4. Failure Mode Profiling: Locating physical consistency defects. The evaluation identifies systematic failure modes. The most prominent is the loss of agent integrity: pedestrians merge into "fluid-like pixel blobs" or vanish mid-trajectory. Merging is particularly common in "Crowded (Cr.)" and "Multi-directional (Mu.)" T2V prompts. These defects are most severe for background agents with small pixel footprints, suggesting a correlation between representation scale and dynamical consistency.

Loss & Training¶

No models are trained in this work. The only optimization is the minimization of the Huber loss (Eq. 1) via RANSAC during BEV reconstruction. Five models (Wan2.1, CogVideoX1.5, HunyuanVideo, LTX-Video, Open-Sora 2.0) were tested using default hyperparameters to generate 5-second videos on 4×NVIDIA H200 GPUs.

Key Experimental Results¶

Five SOTA models tested: Wan2.1 (WAN), CogVideoX1.5 (CVX), HunyuanVideo (HYV), LTX-Video (LTX), Open-Sora 2.0 (OS).

Main Results¶

I2V Evaluation (Average of five ETH/UCY scenes, lower EMD is better; higher \(M_{\text{mot}}\) is better)

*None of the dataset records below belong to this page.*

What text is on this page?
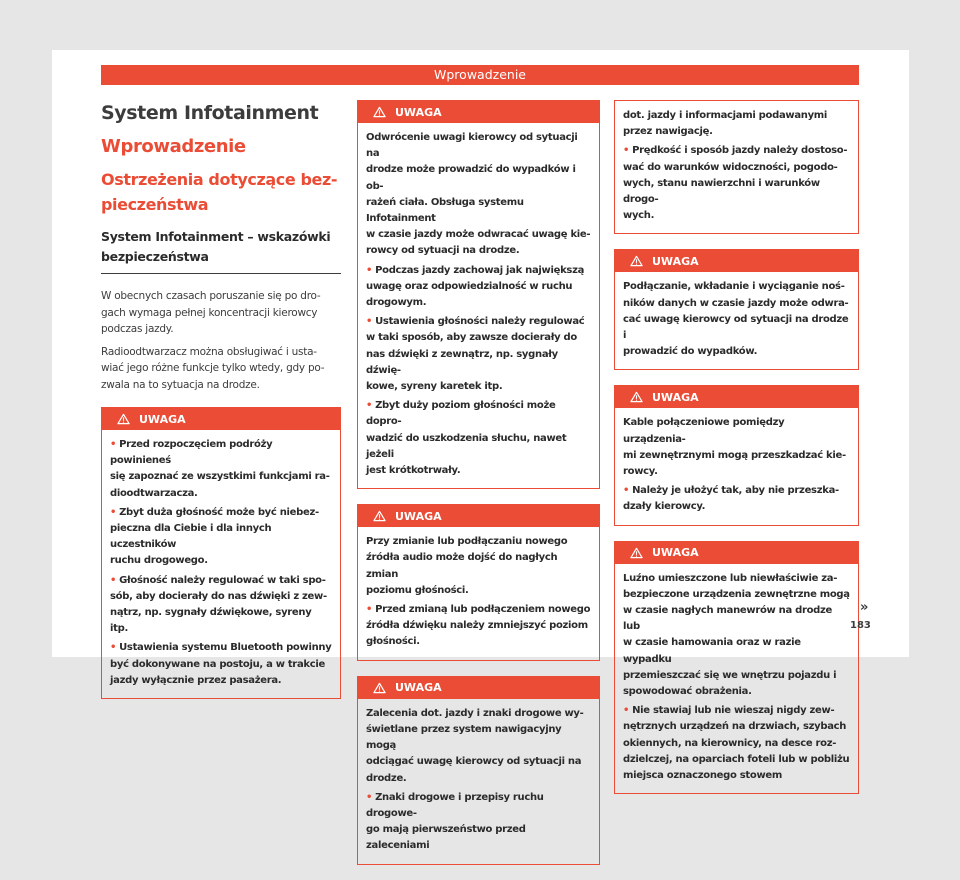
Wprowadzenie
System Infotainment
Wprowadzenie
Ostrzeżenia dotyczące bez-
pieczeństwa
System Infotainment – wskazówki
bezpieczeństwa
W obecnych czasach poruszanie się po dro-
gach wymaga pełnej koncentracji kierowcy
podczas jazdy.
Radioodtwarzacz można obsługiwać i usta-
wiać jego różne funkcje tylko wtedy, gdy po-
zwala na to sytuacja na drodze.
UWAGA

• Przed rozpoczęciem podróży powinieneś
się zapoznać ze wszystkimi funkcjami ra-
dioodtwarzacza.

• Zbyt duża głośność może być niebez-
pieczna dla Ciebie i dla innych uczestników
ruchu drogowego.

• Głośność należy regulować w taki spo-
sób, aby docierały do nas dźwięki z zew-
nątrz, np. sygnały dźwiękowe, syreny itp.

• Ustawienia systemu Bluetooth powinny
być dokonywane na postoju, a w trakcie
jazdy wyłącznie przez pasażera.

UWAGA

Odwrócenie uwagi kierowcy od sytuacji na
drodze może prowadzić do wypadków i ob-
rażeń ciała. Obsługa systemu Infotainment
w czasie jazdy może odwracać uwagę kie-
rowcy od sytuacji na drodze.

• Podczas jazdy zachowaj jak największą
uwagę oraz odpowiedzialność w ruchu
drogowym.

• Ustawienia głośności należy regulować
w taki sposób, aby zawsze docierały do
nas dźwięki z zewnątrz, np. sygnały dźwię-
kowe, syreny karetek itp.

• Zbyt duży poziom głośności może dopro-
wadzić do uszkodzenia słuchu, nawet jeżeli
jest krótkotrwały.

UWAGA

Przy zmianie lub podłączaniu nowego
źródła audio może dojść do nagłych zmian
poziomu głośności.

• Przed zmianą lub podłączeniem nowego
źródła dźwięku należy zmniejszyć poziom
głośności.

UWAGA

Zalecenia dot. jazdy i znaki drogowe wy-
świetlane przez system nawigacyjny mogą
odciągać uwagę kierowcy od sytuacji na
drodze.

• Znaki drogowe i przepisy ruchu drogowe-
go mają pierwszeństwo przed zaleceniami

dot. jazdy i informacjami podawanymi
przez nawigację.

• Prędkość i sposób jazdy należy dostoso-
wać do warunków widoczności, pogodo-
wych, stanu nawierzchni i warunków drogo-
wych.

UWAGA

Podłączanie, wkładanie i wyciąganie noś-
ników danych w czasie jazdy może odwra-
cać uwagę kierowcy od sytuacji na drodze i
prowadzić do wypadków.

UWAGA

Kable połączeniowe pomiędzy urządzenia-
mi zewnętrznymi mogą przeszkadzać kie-
rowcy.

• Należy je ułożyć tak, aby nie przeszka-
dzały kierowcy.

UWAGA

Luźno umieszczone lub niewłaściwie za-
bezpieczone urządzenia zewnętrzne mogą
w czasie nagłych manewrów na drodze lub
w czasie hamowania oraz w razie wypadku
przemieszczać się we wnętrzu pojazdu i
spowodować obrażenia.

• Nie stawiaj lub nie wieszaj nigdy zew-
nętrznych urządzeń na drzwiach, szybach
okiennych, na kierownicy, na desce roz-
dzielczej, na oparciach foteli lub w pobliżu
miejsca oznaczonego stowem

»
183
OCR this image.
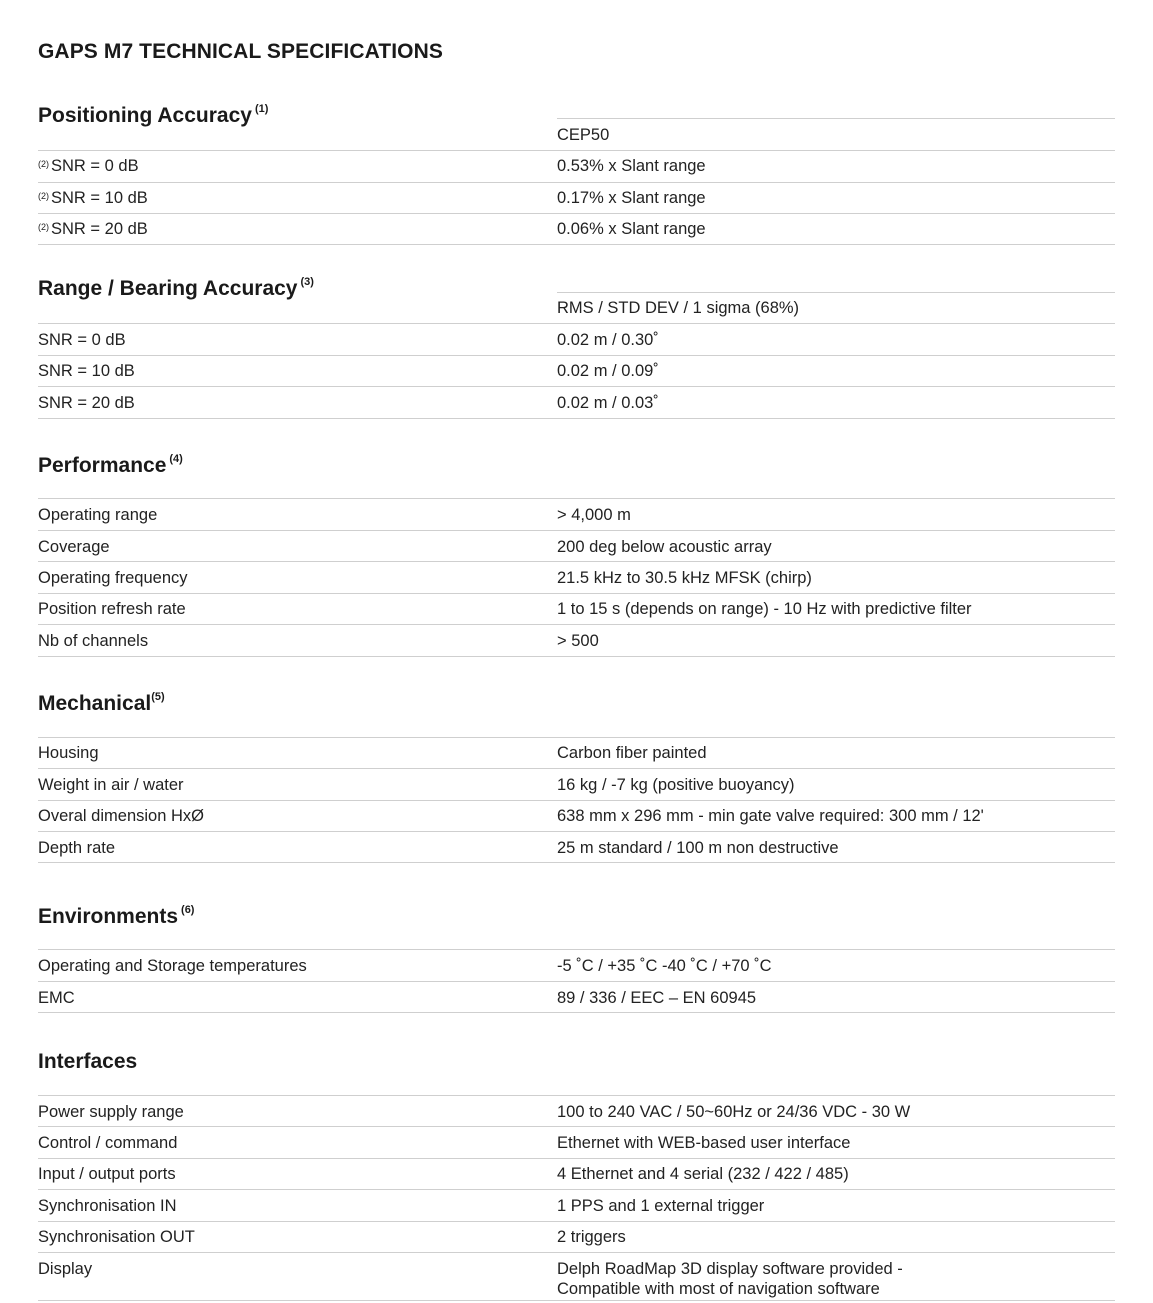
GAPS M7 TECHNICAL SPECIFICATIONS
Positioning Accuracy $^{(1)}$
CEP50
$^{(2)}$ SNR = 0 dB	0.53% x Slant range
$^{(2)}$ SNR = 10 dB	0.17% x Slant range
$^{(2)}$ SNR = 20 dB	0.06% x Slant range
Range / Bearing Accuracy $^{(3)}$
RMS / STD DEV / 1 sigma (68%)
SNR = 0 dB	0.02 m / 0.30˚
SNR = 10 dB	0.02 m / 0.09˚
SNR = 20 dB	0.02 m / 0.03˚
Performance $^{(4)}$
Operating range	> 4,000 m
Coverage	200 deg below acoustic array
Operating frequency	21.5 kHz to 30.5 kHz MFSK (chirp)
Position refresh rate	1 to 15 s (depends on range) - 10 Hz with predictive filter
Nb of channels	> 500
Mechanical$^{(5)}$
Housing	Carbon fiber painted
Weight in air / water	16 kg / -7 kg (positive buoyancy)
Overal dimension HxØ	638 mm x 296 mm - min gate valve required: 300 mm / 12'
Depth rate	25 m standard / 100 m non destructive
Environments $^{(6)}$
Operating and Storage temperatures	-5 ˚C / +35 ˚C -40 ˚C / +70 ˚C
EMC	89 / 336 / EEC – EN 60945
Interfaces
Power supply range	100 to 240 VAC / 50~60Hz or 24/36 VDC - 30 W
Control / command	Ethernet with WEB-based user interface
Input / output ports	4 Ethernet and 4 serial (232 / 422 / 485)
Synchronisation IN	1 PPS and 1 external trigger
Synchronisation OUT	2 triggers
Display	Delph RoadMap 3D display software provided -
Compatible with most of navigation software
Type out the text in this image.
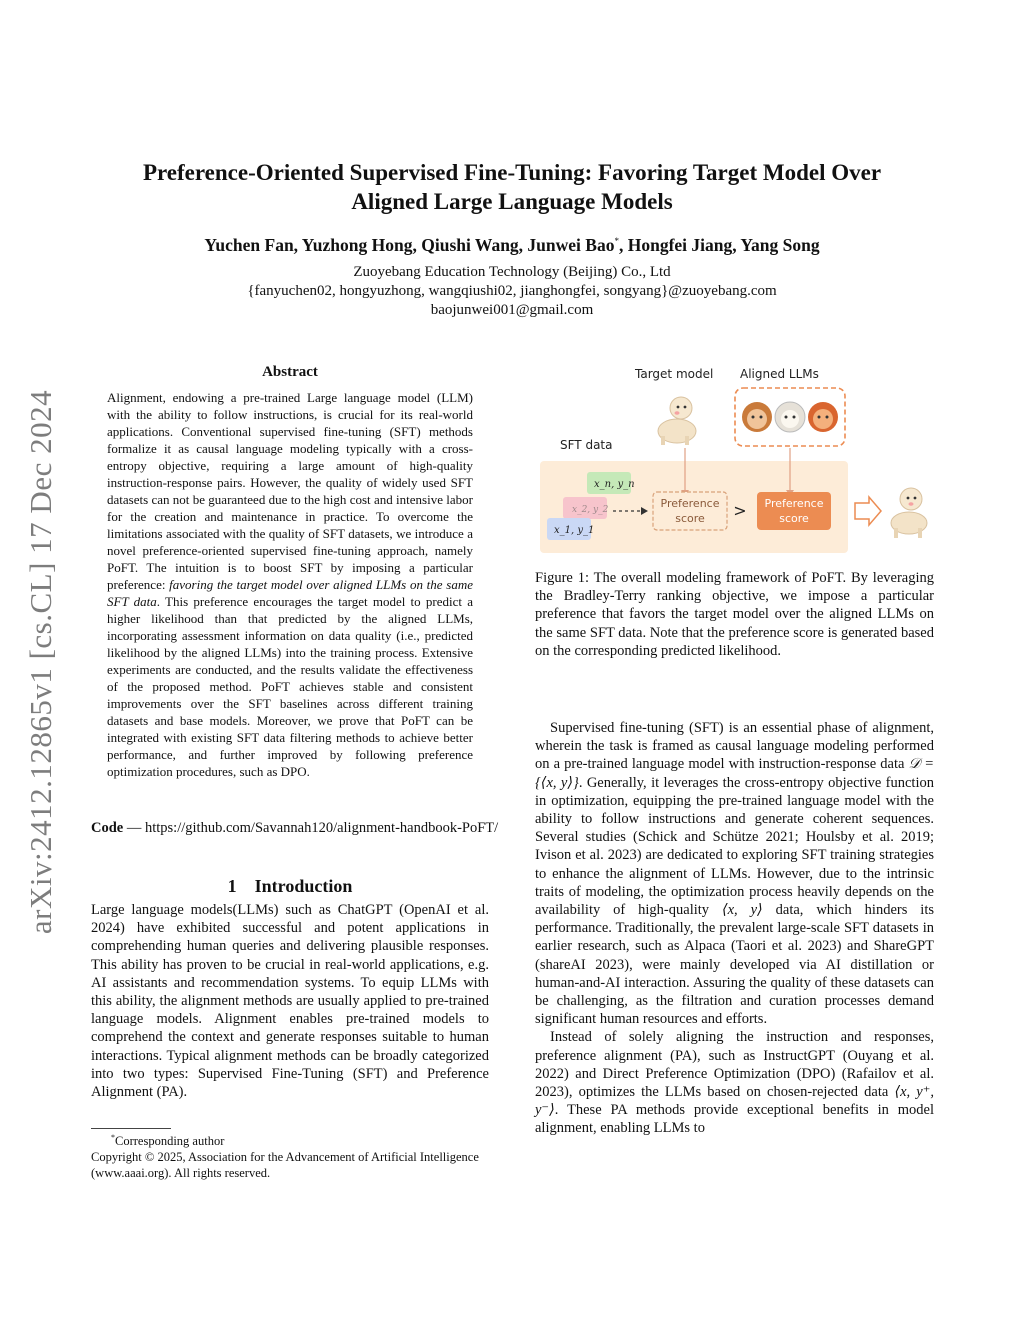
arXiv:2412.12865v1 [cs.CL] 17 Dec 2024
Preference-Oriented Supervised Fine-Tuning: Favoring Target Model Over Aligned Large Language Models
Yuchen Fan, Yuzhong Hong, Qiushi Wang, Junwei Bao*, Hongfei Jiang, Yang Song
Zuoyebang Education Technology (Beijing) Co., Ltd
{fanyuchen02, hongyuzhong, wangqiushi02, jianghongfei, songyang}@zuoyebang.com
baojunwei001@gmail.com
Abstract

Alignment, endowing a pre-trained Large language model (LLM) with the ability to follow instructions, is crucial for its real-world applications. Conventional supervised fine-tuning (SFT) methods formalize it as causal language modeling typically with a cross-entropy objective, requiring a large amount of high-quality instruction-response pairs. However, the quality of widely used SFT datasets can not be guaranteed due to the high cost and intensive labor for the creation and maintenance in practice. To overcome the limitations associated with the quality of SFT datasets, we introduce a novel preference-oriented supervised fine-tuning approach, namely PoFT. The intuition is to boost SFT by imposing a particular preference: favoring the target model over aligned LLMs on the same SFT data. This preference encourages the target model to predict a higher likelihood than that predicted by the aligned LLMs, incorporating assessment information on data quality (i.e., predicted likelihood by the aligned LLMs) into the training process. Extensive experiments are conducted, and the results validate the effectiveness of the proposed method. PoFT achieves stable and consistent improvements over the SFT baselines across different training datasets and base models. Moreover, we prove that PoFT can be integrated with existing SFT data filtering methods to achieve better performance, and further improved by following preference optimization procedures, such as DPO.

Code — https://github.com/Savannah120/alignment-handbook-PoFT/
1    Introduction

Large language models(LLMs) such as ChatGPT (OpenAI et al. 2024) have exhibited successful and potent applications in comprehending human queries and delivering plausible responses. This ability has proven to be crucial in real-world applications, e.g. AI assistants and recommendation systems. To equip LLMs with this ability, the alignment methods are usually applied to pre-trained language models. Alignment enables pre-trained models to comprehend the context and generate responses suitable to human interactions. Typical alignment methods can be broadly categorized into two types: Supervised Fine-Tuning (SFT) and Preference Alignment (PA).

*Corresponding author
Copyright © 2025, Association for the Advancement of Artificial Intelligence (www.aaai.org). All rights reserved.
Target model Aligned LLMs
SFT data
x_n, y_n
x_2, y_2
x_1, y_1
Preference
score > Preference
score

Figure 1: The overall modeling framework of PoFT. By leveraging the Bradley-Terry ranking objective, we impose a particular preference that favors the target model over the aligned LLMs on the same SFT data. Note that the preference score is generated based on the corresponding predicted likelihood.

Supervised fine-tuning (SFT) is an essential phase of alignment, wherein the task is framed as causal language modeling performed on a pre-trained language model with instruction-response data 𝒟 = {⟨x, y⟩}. Generally, it leverages the cross-entropy objective function in optimization, equipping the pre-trained language model with the ability to follow instructions and generate coherent sequences. Several studies (Schick and Schütze 2021; Houlsby et al. 2019; Ivison et al. 2023) are dedicated to exploring SFT training strategies to enhance the alignment of LLMs. However, due to the intrinsic traits of modeling, the optimization process heavily depends on the availability of high-quality ⟨x, y⟩ data, which hinders its performance. Traditionally, the prevalent large-scale SFT datasets in earlier research, such as Alpaca (Taori et al. 2023) and ShareGPT (shareAI 2023), were mainly developed via AI distillation or human-and-AI interaction. Assuring the quality of these datasets can be challenging, as the filtration and curation processes demand significant human resources and efforts.

Instead of solely aligning the instruction and responses, preference alignment (PA), such as InstructGPT (Ouyang et al. 2022) and Direct Preference Optimization (DPO) (Rafailov et al. 2023), optimizes the LLMs based on chosen-rejected data ⟨x, y⁺, y⁻⟩. These PA methods provide exceptional benefits in model alignment, enabling LLMs to
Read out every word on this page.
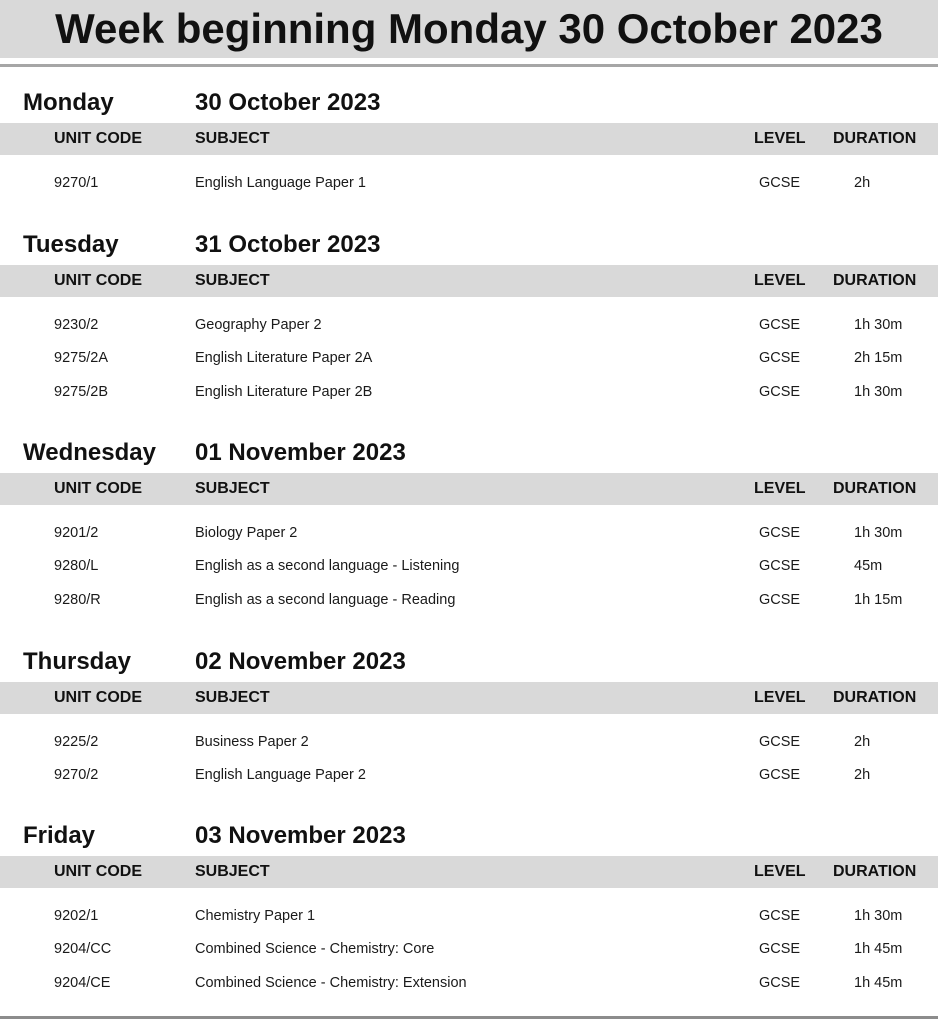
Week beginning Monday 30 October 2023
Monday	30 October 2023
UNIT CODE	SUBJECT	LEVEL DURATION
9270/1	English Language Paper 1	GCSE	2h
Tuesday	31 October 2023
UNIT CODE	SUBJECT	LEVEL DURATION
9230/2	Geography Paper 2	GCSE	1h 30m
9275/2A	English Literature Paper 2A	GCSE	2h 15m
9275/2B	English Literature Paper 2B	GCSE	1h 30m
Wednesday 01 November 2023
UNIT CODE	SUBJECT	LEVEL DURATION
9201/2	Biology Paper 2	GCSE	1h 30m
9280/L	English as a second language - Listening	GCSE	45m
9280/R	English as a second language - Reading	GCSE	1h 15m
Thursday	02 November 2023
UNIT CODE	SUBJECT	LEVEL DURATION
9225/2	Business Paper 2	GCSE	2h
9270/2	English Language Paper 2	GCSE	2h
Friday	03 November 2023
UNIT CODE	SUBJECT	LEVEL DURATION
9202/1	Chemistry Paper 1	GCSE	1h 30m
9204/CC	Combined Science - Chemistry: Core	GCSE	1h 45m
9204/CE	Combined Science - Chemistry: Extension	GCSE	1h 45m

Model	\(M^E_{\text{vel}}\)	\(M^E_{\text{acc}}\)	\(M^E_{\text{dist}}\)	\(M^E_{\text{coll}}\)	\(M^E_{\text{pop}}\)	\(M^E_{\text{flow}}\)	\(M^E_{\text{disp}}\)	\(M_{\text{mot}}\uparrow\)
WAN	0.457	0.782	0.370	0.029	0.701	0.384	0.331	0.497
HYV	0.419	0.639	0.288	0.033	0.467	0.228	0.158	0.500
OS	0.549	0.703	0.462	0.047	0.916	0.180	0.514	0.486
LTX	0.510	0.747	0.391	0.041	0.568	0.745	0.130	0.503
CVX	0.808	0.706	0.621	0.054	0.892	0.228	0.169	0.491

Conclusion: No single model dominates across all metrics. HYV performs best in kinematics; LTX leads in trackability (lowest \(M^E_{\text{disp}}\)); OS is best at replicating human flow; WAN achieves the most realistic low collision rates.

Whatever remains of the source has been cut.